If you had access to see what was really going on in the New York City public schools system, what would you do with that information? I mean the type of access that let you see what our Black and Hispanic students are like up close in the classroom, access to work in the room with teachers and the opportunity to speak with people who have been there and seen it all for so long-the janitors, lunch ladies and crossing guards. Then try having this exposure in over 30 New York City schools.
This is the access Nilaja Sun had as a teaching artist in the public schools system, something she did for several years. She has managed to pen and perform all that she experienced in her one-woman show, “No Child,” now playing at the Barrow Street Theatre.
Sun took the time to speak with the AmNews about how she became a teaching artist and how her play came to be. Sun had been doing odd job like bartending, waiting tables and performing as a clown at children’s parties. “I felt there was something missing,” she said.
“I wanted to serve humanity in some way. Artist friends of mine talked about being teaching artists. I performed with the National Shakespeare Company’s teaching artists program and we went into different schools all across the city and performed 1-hour versions of ‘Romeo and Juliet.’ I saw how things were around the schools. It was shocking, the attitude and discipline problems. It made me want to wait tables again. Then I found that being a teaching artist was something I was drawn to. Since 1998, I’ve been a teaching artist,” Sun recalled.
Regarding the evolution of the play, Sun said, “I got a grant from Epic Theatre Ensemble, a group I teach with. They asked me if I wanted to do a piece on education and I said yes. I wanted to create a funny piece to really show the sense of humor of our kids, but I wanted to also make it very truthful. The piece was for three or four people and the director said, ‘Why not make it a one-woman show?’ I wanted it to be a piece about how beautiful our kids are in the face of so much.”

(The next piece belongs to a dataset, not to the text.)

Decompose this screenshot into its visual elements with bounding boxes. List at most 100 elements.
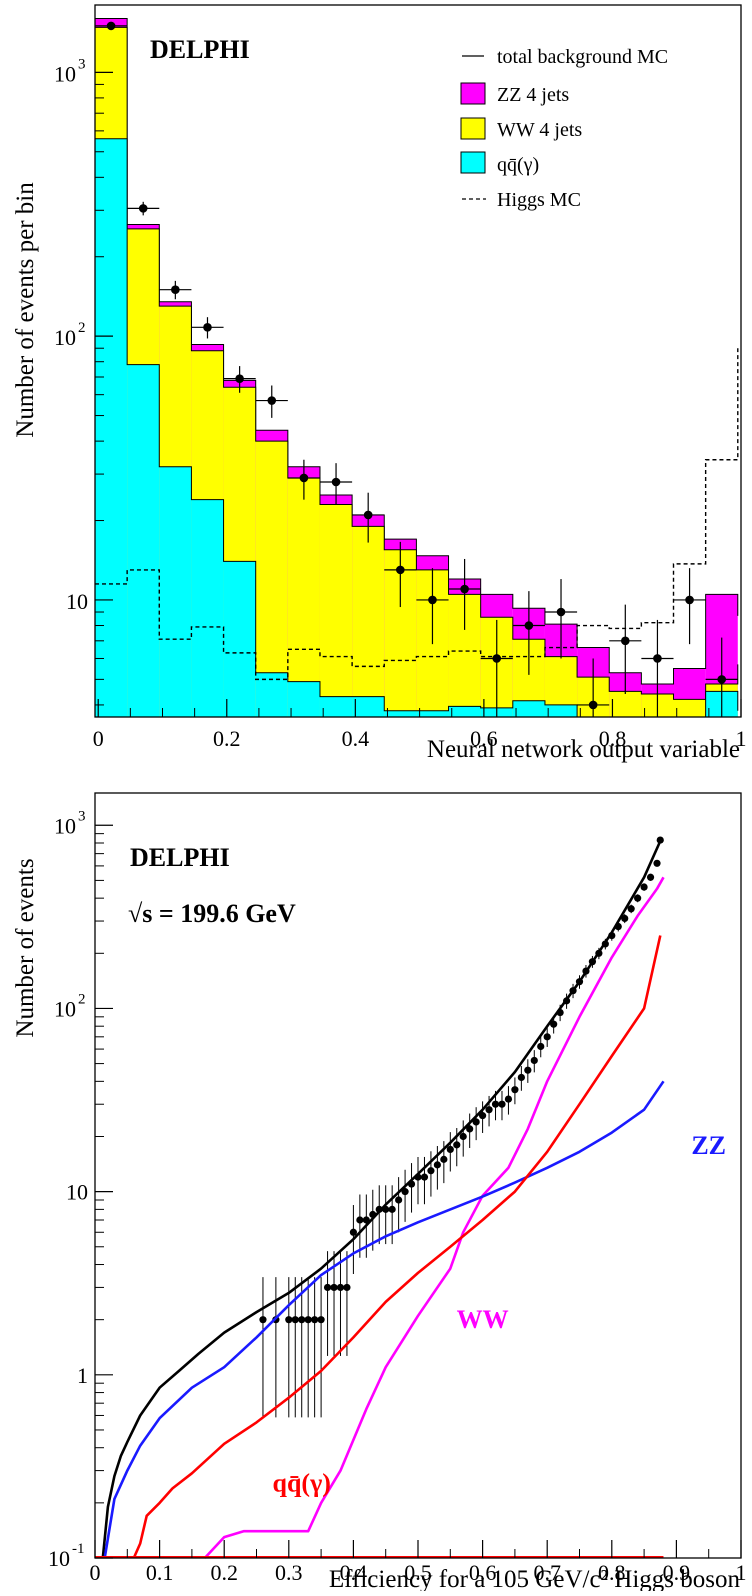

The play is aimed at many kinds of people, Sun said. “I wrote the show for when it’s three o’clock and all the teens descend the subway and the adults move away and move to another car. There’s a fear that people have when they see groups of teenagers, because you don’t think of them as individuals. After the show they will see, this kid is like a Shawnrequa.
“Then I thought teachers would like it,” she continued. “You’re a teacher and you feel like no one is listening to you or understands what you are going through. You can come to the show and laugh and cry. It’s a bit of a breather for teachers to feel good about the work they are doing.”

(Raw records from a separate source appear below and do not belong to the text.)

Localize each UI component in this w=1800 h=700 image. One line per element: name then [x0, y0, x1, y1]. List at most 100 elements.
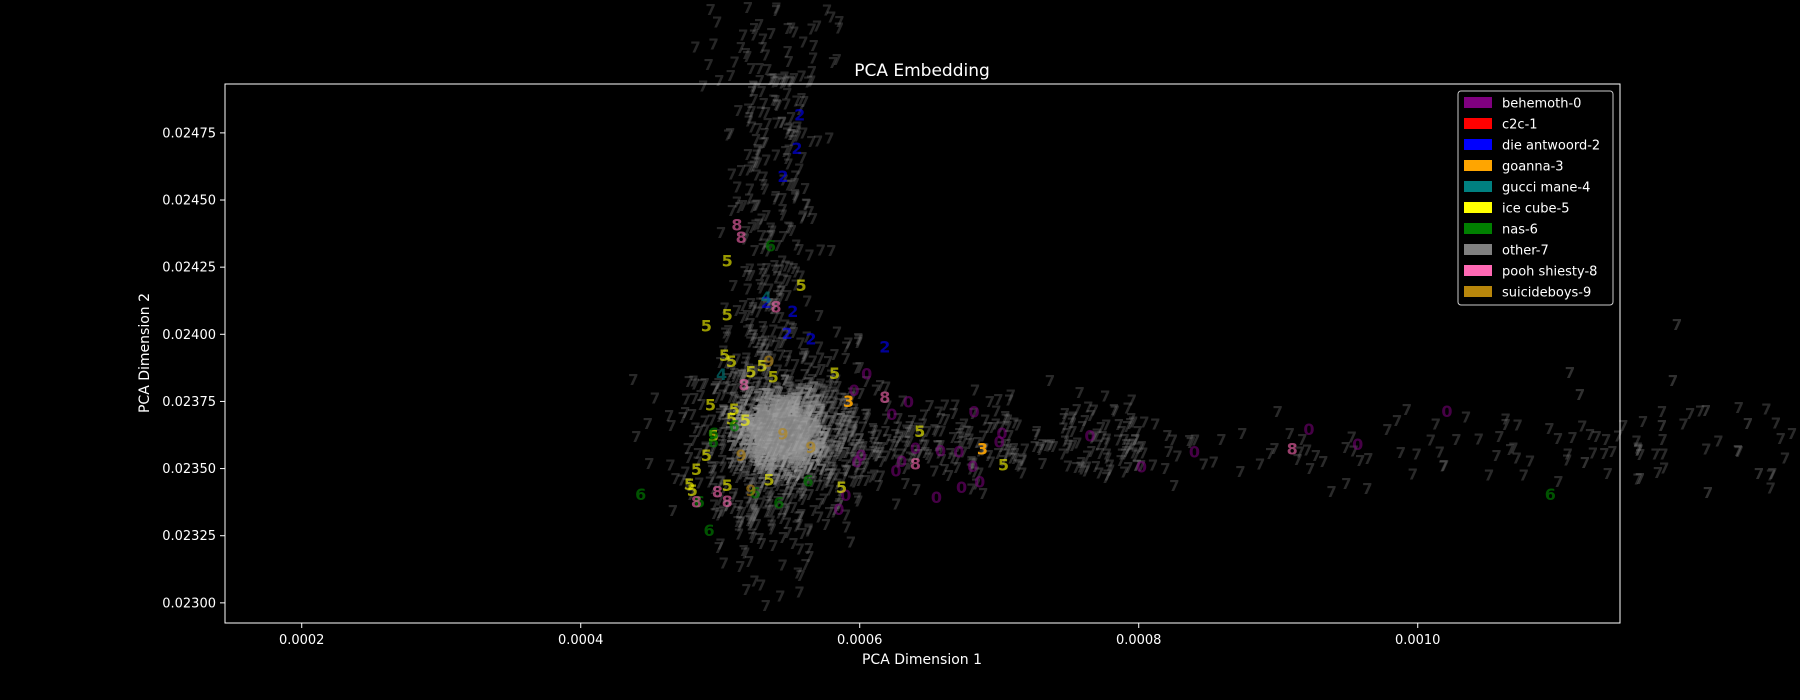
- point-other-7: 7: [772, 430, 782, 448]
- point-other-7: 7: [1484, 467, 1494, 485]
- point-other-7: 7: [769, 420, 779, 438]
- point-other-7: 7: [757, 414, 767, 432]
- point-other-7: 7: [688, 372, 698, 390]
- point-other-7: 7: [783, 471, 793, 489]
- point-other-7: 7: [831, 465, 841, 483]
- point-other-7: 7: [746, 444, 756, 462]
- point-other-7: 7: [793, 390, 803, 408]
- point-other-7: 7: [1209, 453, 1219, 471]
- point-other-7: 7: [1544, 420, 1554, 438]
- point-other-7: 7: [764, 406, 774, 424]
- point-other-7: 7: [764, 416, 774, 434]
- point-other-7: 7: [717, 432, 727, 450]
- point-other-7: 7: [722, 498, 732, 516]
- point-other-7: 7: [826, 437, 836, 455]
- point-other-7: 7: [803, 424, 813, 442]
- point-other-7: 7: [744, 474, 754, 492]
- point-other-7: 7: [831, 418, 841, 436]
- point-other-7: 7: [784, 397, 794, 415]
- point-other-7: 7: [729, 365, 739, 383]
- point-other-7: 7: [797, 407, 807, 425]
- point-other-7: 7: [792, 415, 802, 433]
- point-other-7: 7: [761, 417, 771, 435]
- point-other-7: 7: [797, 419, 807, 437]
- point-other-7: 7: [778, 443, 788, 461]
- point-other-7: 7: [782, 425, 792, 443]
- point-behemoth-0: 0: [856, 446, 867, 465]
- point-other-7: 7: [731, 416, 741, 434]
- point-other-7: 7: [757, 474, 767, 492]
- point-other-7: 7: [851, 413, 861, 431]
- point-other-7: 7: [797, 380, 807, 398]
- point-other-7: 7: [783, 417, 793, 435]
- point-other-7: 7: [780, 399, 790, 417]
- point-other-7: 7: [828, 470, 838, 488]
- point-other-7: 7: [770, 427, 780, 445]
- point-other-7: 7: [717, 441, 727, 459]
- point-other-7: 7: [785, 432, 795, 450]
- point-other-7: 7: [786, 419, 796, 437]
- point-other-7: 7: [745, 433, 755, 451]
- point-other-7: 7: [793, 452, 803, 470]
- point-other-7: 7: [774, 453, 784, 471]
- point-other-7: 7: [741, 581, 751, 599]
- point-other-7: 7: [800, 400, 810, 418]
- point-other-7: 7: [1585, 426, 1595, 444]
- point-other-7: 7: [807, 385, 817, 403]
- point-other-7: 7: [791, 454, 801, 472]
- point-other-7: 7: [770, 412, 780, 430]
- point-other-7: 7: [774, 431, 784, 449]
- point-other-7: 7: [797, 437, 807, 455]
- point-ice cube-5: 5: [722, 251, 733, 270]
- point-die antwoord-2: 2: [794, 106, 805, 125]
- point-other-7: 7: [771, 448, 781, 466]
- point-other-7: 7: [764, 418, 774, 436]
- point-other-7: 7: [788, 403, 798, 421]
- point-other-7: 7: [774, 384, 784, 402]
- point-other-7: 7: [755, 417, 765, 435]
- point-other-7: 7: [837, 435, 847, 453]
- point-other-7: 7: [759, 393, 769, 411]
- point-other-7: 7: [767, 463, 777, 481]
- point-other-7: 7: [787, 390, 797, 408]
- point-other-7: 7: [791, 452, 801, 470]
- point-other-7: 7: [810, 432, 820, 450]
- point-other-7: 7: [781, 441, 791, 459]
- point-other-7: 7: [771, 474, 781, 492]
- point-other-7: 7: [819, 390, 829, 408]
- point-other-7: 7: [760, 432, 770, 450]
- point-other-7: 7: [780, 450, 790, 468]
- point-other-7: 7: [783, 392, 793, 410]
- point-other-7: 7: [726, 363, 736, 381]
- point-other-7: 7: [779, 422, 789, 440]
- point-other-7: 7: [761, 441, 771, 459]
- point-other-7: 7: [751, 448, 761, 466]
- point-other-7: 7: [797, 427, 807, 445]
- point-other-7: 7: [766, 437, 776, 455]
- point-ice cube-5: 5: [740, 411, 751, 430]
- point-other-7: 7: [758, 444, 768, 462]
- point-other-7: 7: [756, 408, 766, 426]
- point-other-7: 7: [769, 409, 779, 427]
- point-other-7: 7: [782, 413, 792, 431]
- point-other-7: 7: [751, 445, 761, 463]
- point-other-7: 7: [718, 401, 728, 419]
- point-other-7: 7: [789, 432, 799, 450]
- point-other-7: 7: [683, 440, 693, 458]
- point-other-7: 7: [758, 436, 768, 454]
- legend-label: behemoth-0: [1502, 97, 1581, 112]
- point-other-7: 7: [765, 458, 775, 476]
- point-other-7: 7: [783, 453, 793, 471]
- point-other-7: 7: [736, 513, 746, 531]
- point-other-7: 7: [786, 448, 796, 466]
- point-other-7: 7: [770, 433, 780, 451]
- point-other-7: 7: [665, 456, 675, 474]
- point-other-7: 7: [935, 437, 945, 455]
- point-behemoth-0: 0: [974, 473, 985, 492]
- point-other-7: 7: [788, 440, 798, 458]
- point-ice cube-5: 5: [829, 364, 840, 383]
- point-other-7: 7: [752, 444, 762, 462]
- point-other-7: 7: [853, 492, 863, 510]
- point-other-7: 7: [773, 493, 783, 511]
- point-other-7: 7: [785, 443, 795, 461]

Sun hopes audiences will sympathize with what students endure in school, starting as they come in the entrance and pass through the metal detector.

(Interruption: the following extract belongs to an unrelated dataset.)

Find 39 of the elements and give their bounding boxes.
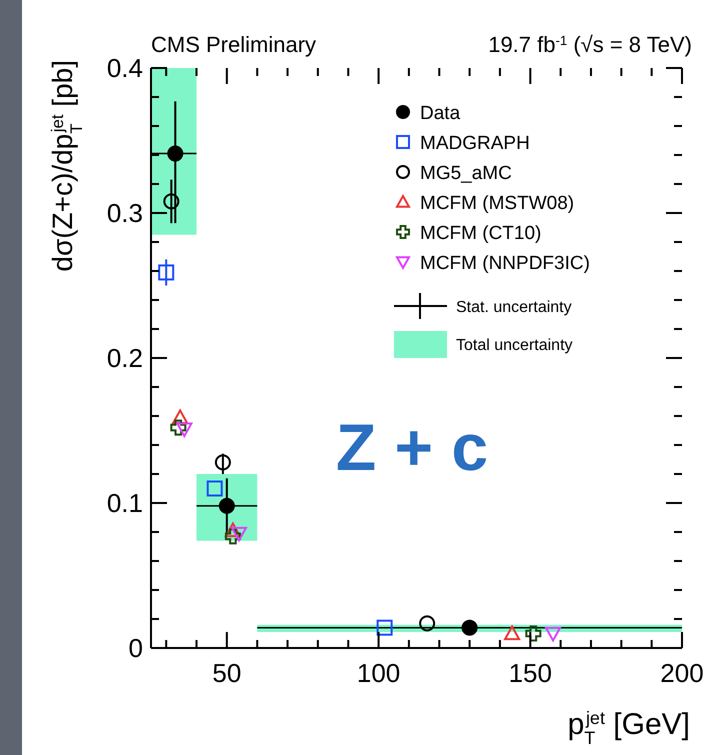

“I’m not saying anything about needing metal detectors. I’m saying, if people imagined a world where the first 20 minutes of walking into a school, you go through what you go through walking into an airport…You have the feeling that you are wrong, you’re a criminal, you’ve done something wrong, that’s a feeling that bleeds through the whole day for the kids.
The idea is not just about metal detectors. In the play, we are rehearsing a show about convicts in Australia-the students related to this because they feel like criminals when they haven’t done anything,” Sun stated.
The play’s narrator is the school janitor. He is a character who has been in the school for years and can give you all the information about the staff and students. Sun said, “This character is dedicated to all the janitors, lunch ladies and crossing guards who have been in the school year in and out and can tell you the history of the school. They never give up. When the janitor passes away, his soul is still in the building, so this is a love letter to those who have never quit on our kids.”
There are a few thoughts Sun wants audiences to come away with. “Number one, I want them to see how whole our teenage Americans are-human beings with pains, joys and triumphs, sadness and tears, though they are still in a way children. I hope that you come away falling in love with one of them,” Sun said.
Why come to see “No Child”? “Come if you want to see a raw, emotional piece where the performer is giving 100 million percent…Come on down,” Sun invited.